Integrated Center for Mass Spectrometry, Kobe University Graduate School of Medicine, Kobe 650-0017, Japan.
J Biol Chem. 2012 Sep 7;287(37):31330-41. doi: 10.1074/jbc.M112.388785. Epub 2012 Jul 19.
Insulin-like growth factors (IGFs) are essential for the development, regeneration, and hypertrophy of skeletal muscles. IGF-II promotes myoblast differentiation through phosphatidylinositol 3-kinase (PI 3-kinase), Akt, and mTOR signaling. Here, we report that skeletal muscle- and kidney-enriched inositol polyphosphate phosphatase (SKIP) negatively regulates myogenesis through inhibition of IGF-II production and attenuation of the IGF-II-Akt-mTOR signaling pathway. We also demonstrate that SKIP expression, which was markedly elevated during differentiation, was controlled by MyoD in C2C12 cells. Expression of SKIP inhibited IGF-II at the transcription level. These results indicate that SKIP regulates MyoD-mediated muscle differentiation. Silencing of SKIP increased IGF-II transcription and myoblast differentiation. Furthermore, knockdown of SKIP resulted in thick myotubes with a larger number of nuclei than that in control C2C12 cells. Taken together, these data indicate that SKIP controls the IGF-II-PI 3-kinase-Akt-mTOR auto-regulation loop during myogenesis. Our findings identify SKIP as a key regulator of muscle cell differentiation.

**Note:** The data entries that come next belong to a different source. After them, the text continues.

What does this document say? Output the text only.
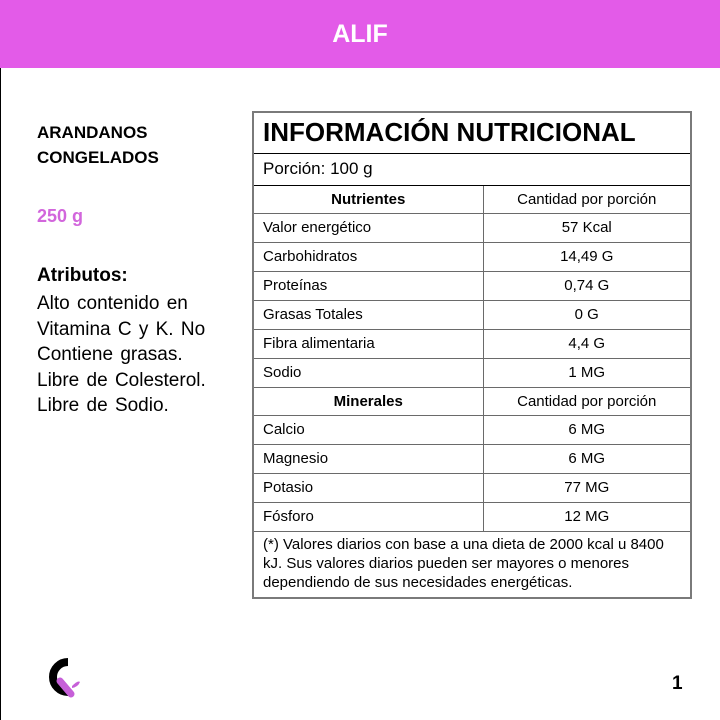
ALIF
ARANDANOS
CONGELADOS
250 g
Atributos:
Alto contenido en Vitamina C y K. No Contiene grasas. Libre de Colesterol. Libre de Sodio.
INFORMACIÓN NUTRICIONAL	
Porción: 100 g	
Nutrientes	Cantidad por porción
Valor energético	57 Kcal
Carbohidratos	14,49 G
Proteínas	0,74 G
Grasas Totales	0 G
Fibra alimentaria	4,4 G
Sodio	1 MG
Minerales	Cantidad por porción
Calcio	6 MG
Magnesio	6 MG
Potasio	77 MG
Fósforo	12 MG
(*) Valores diarios con base a una dieta de 2000 kcal u 8400 kJ. Sus valores diarios pueden ser mayores o menores dependiendo de sus necesidades energéticas.	
1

胰岛素样生长因子 (IGFs) 对于骨骼肌肉的发育、再生和肥大至关重要。IGF-II 通过磷脂酰肌醇 3-激酶 (PI 3-激酶)、Akt 和 mTOR 信号通路促进成肌细胞分化。在这里,我们报告骨骼肌和肾脏丰富的肌醇多磷酸磷酸酶 (SKIP) 通过抑制 IGF-II 的产生和减弱 IGF-II-Akt-mTOR 信号通路来负调控肌发生。我们还证明,SKIP 的表达在分化过程中明显上调,受 C2C12 细胞中 MyoD 的控制。SKIP 的表达抑制 IGF-II 的转录。这些结果表明 SKIP 调节 MyoD 介导的肌肉分化。沉默 SKIP 增加了 IGF-II 的转录和成肌细胞分化。此外,沉默 SKIP 导致肌管变厚,细胞核数量比对照 C2C12 细胞多。总之,这些数据表明 SKIP 控制肌发生过程中的 IGF-II-PI 3-激酶-Akt-mTOR 自动调节环。我们的研究结果表明 SKIP 是肌肉细胞分化的关键调节因子。